Finished goods is the type of inventory that is ready for delivery to a customer. It is the final product of a production cycle.
When raw materials inventory in introduced to the production process, it becomes a work-in-process inventory. Addition of labor and overheads converts it to finished goods inventory.
Like any other inventory, finished goods is measured at lower of cost or market and in accordance with the three main cost flow assumptions, namely FIFO, LIFO and weighted average cost methods.
Finished goods at the start of period
+ Finished goods produced
− Finished goods sold
= Finished goods at the end of a period
Glucose Labs manufactures glucose for use in medicine.
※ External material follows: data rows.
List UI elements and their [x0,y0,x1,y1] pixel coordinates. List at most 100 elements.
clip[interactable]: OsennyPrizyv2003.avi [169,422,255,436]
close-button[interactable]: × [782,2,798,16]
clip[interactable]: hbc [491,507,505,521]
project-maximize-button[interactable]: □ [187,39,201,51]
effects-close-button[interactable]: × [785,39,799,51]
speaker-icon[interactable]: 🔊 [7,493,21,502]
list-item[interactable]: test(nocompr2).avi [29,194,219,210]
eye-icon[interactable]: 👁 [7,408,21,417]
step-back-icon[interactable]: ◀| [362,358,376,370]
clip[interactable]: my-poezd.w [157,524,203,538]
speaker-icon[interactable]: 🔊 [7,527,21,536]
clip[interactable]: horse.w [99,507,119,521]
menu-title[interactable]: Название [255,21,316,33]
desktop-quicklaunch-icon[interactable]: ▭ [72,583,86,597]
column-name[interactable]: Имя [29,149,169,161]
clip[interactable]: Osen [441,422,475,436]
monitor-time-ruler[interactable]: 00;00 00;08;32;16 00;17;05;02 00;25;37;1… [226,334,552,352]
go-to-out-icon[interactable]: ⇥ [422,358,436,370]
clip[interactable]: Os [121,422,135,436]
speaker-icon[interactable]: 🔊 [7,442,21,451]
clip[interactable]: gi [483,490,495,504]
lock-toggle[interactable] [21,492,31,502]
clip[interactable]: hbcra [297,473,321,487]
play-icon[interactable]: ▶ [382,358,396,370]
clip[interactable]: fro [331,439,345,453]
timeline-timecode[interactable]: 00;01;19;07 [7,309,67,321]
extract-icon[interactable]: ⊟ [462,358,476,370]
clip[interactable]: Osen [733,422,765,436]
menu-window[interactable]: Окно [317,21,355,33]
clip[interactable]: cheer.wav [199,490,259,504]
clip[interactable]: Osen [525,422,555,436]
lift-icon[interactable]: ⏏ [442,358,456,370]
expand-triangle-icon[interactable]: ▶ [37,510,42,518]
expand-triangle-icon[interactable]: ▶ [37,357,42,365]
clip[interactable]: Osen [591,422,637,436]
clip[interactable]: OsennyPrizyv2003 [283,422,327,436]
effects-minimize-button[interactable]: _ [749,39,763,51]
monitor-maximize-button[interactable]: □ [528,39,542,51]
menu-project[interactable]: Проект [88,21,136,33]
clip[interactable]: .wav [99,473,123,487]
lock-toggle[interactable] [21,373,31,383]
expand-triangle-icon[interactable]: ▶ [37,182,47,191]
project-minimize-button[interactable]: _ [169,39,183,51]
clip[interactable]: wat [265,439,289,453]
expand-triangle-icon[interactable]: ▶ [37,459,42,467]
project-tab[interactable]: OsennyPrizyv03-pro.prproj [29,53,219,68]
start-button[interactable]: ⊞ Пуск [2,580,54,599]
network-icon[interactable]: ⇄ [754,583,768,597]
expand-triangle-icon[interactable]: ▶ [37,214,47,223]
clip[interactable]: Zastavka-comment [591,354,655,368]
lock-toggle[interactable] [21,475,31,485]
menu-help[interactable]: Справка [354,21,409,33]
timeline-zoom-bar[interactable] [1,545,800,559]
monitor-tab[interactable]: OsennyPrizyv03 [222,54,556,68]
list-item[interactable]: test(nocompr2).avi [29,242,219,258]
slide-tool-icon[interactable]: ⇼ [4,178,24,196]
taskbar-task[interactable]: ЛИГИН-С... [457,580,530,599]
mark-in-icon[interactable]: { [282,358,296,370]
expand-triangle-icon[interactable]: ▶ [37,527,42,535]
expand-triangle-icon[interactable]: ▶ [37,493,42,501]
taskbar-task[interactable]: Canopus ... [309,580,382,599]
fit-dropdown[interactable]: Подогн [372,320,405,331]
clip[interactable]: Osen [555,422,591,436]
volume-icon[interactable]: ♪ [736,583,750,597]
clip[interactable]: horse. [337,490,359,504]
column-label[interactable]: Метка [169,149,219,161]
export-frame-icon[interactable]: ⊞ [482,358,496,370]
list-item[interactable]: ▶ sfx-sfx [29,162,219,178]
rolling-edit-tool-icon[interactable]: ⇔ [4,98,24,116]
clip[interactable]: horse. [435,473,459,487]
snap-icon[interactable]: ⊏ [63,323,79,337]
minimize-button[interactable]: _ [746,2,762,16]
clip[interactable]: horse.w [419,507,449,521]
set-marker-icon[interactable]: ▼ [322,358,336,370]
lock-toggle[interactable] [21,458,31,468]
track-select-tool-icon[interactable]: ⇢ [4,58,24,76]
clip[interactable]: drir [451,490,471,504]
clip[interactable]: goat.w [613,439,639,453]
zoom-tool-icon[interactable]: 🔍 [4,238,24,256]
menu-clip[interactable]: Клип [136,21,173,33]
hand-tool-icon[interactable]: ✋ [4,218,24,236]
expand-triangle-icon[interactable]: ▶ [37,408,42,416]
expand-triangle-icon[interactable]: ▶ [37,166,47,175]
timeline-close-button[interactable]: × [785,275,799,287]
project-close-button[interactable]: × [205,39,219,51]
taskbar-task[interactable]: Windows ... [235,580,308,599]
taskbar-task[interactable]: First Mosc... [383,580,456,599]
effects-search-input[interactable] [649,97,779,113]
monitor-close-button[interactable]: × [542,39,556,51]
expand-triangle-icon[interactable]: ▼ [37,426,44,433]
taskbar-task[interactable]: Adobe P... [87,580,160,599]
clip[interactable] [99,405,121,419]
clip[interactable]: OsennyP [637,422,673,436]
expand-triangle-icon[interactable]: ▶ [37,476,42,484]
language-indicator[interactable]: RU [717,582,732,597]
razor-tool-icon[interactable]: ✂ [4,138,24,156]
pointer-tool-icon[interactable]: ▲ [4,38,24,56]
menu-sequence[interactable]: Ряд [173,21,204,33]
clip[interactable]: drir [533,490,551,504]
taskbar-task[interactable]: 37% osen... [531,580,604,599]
On 1 December 2012, the company had 5 tons of sucrose (which is a raw material) costing $5,000, during the month it purchased 200 tons for $220,000, 3 tons remained at the year-end costing $3,000. Its labor cost amounted to $10,000 while its overheads were $15,000. Work-in-process inventory on 1 December 2012 was worth $10,000 while the work-in-process inventory as at 31 December 2012 was $8,000. Finished goods inventory as at 1 December 2012 was $25,000 while cost of goods sold for December amounted to $240,000. Find the finished goods.
Finished goods produced = opening raw materials inventory ($5,000) + raw materials purchased ($220,000) − closing raw materials inventory ($3,000) + labor ($10,000) + overheads ($15,000) + opening work in process inventory ($10,000) − closing work in process ($8,000) = $249,000
Finished goods at the end of a period = finished goods at the start of period ($25,000) + finished goods produced ($249,000) − finished goods sold ($240,000) = $34,000.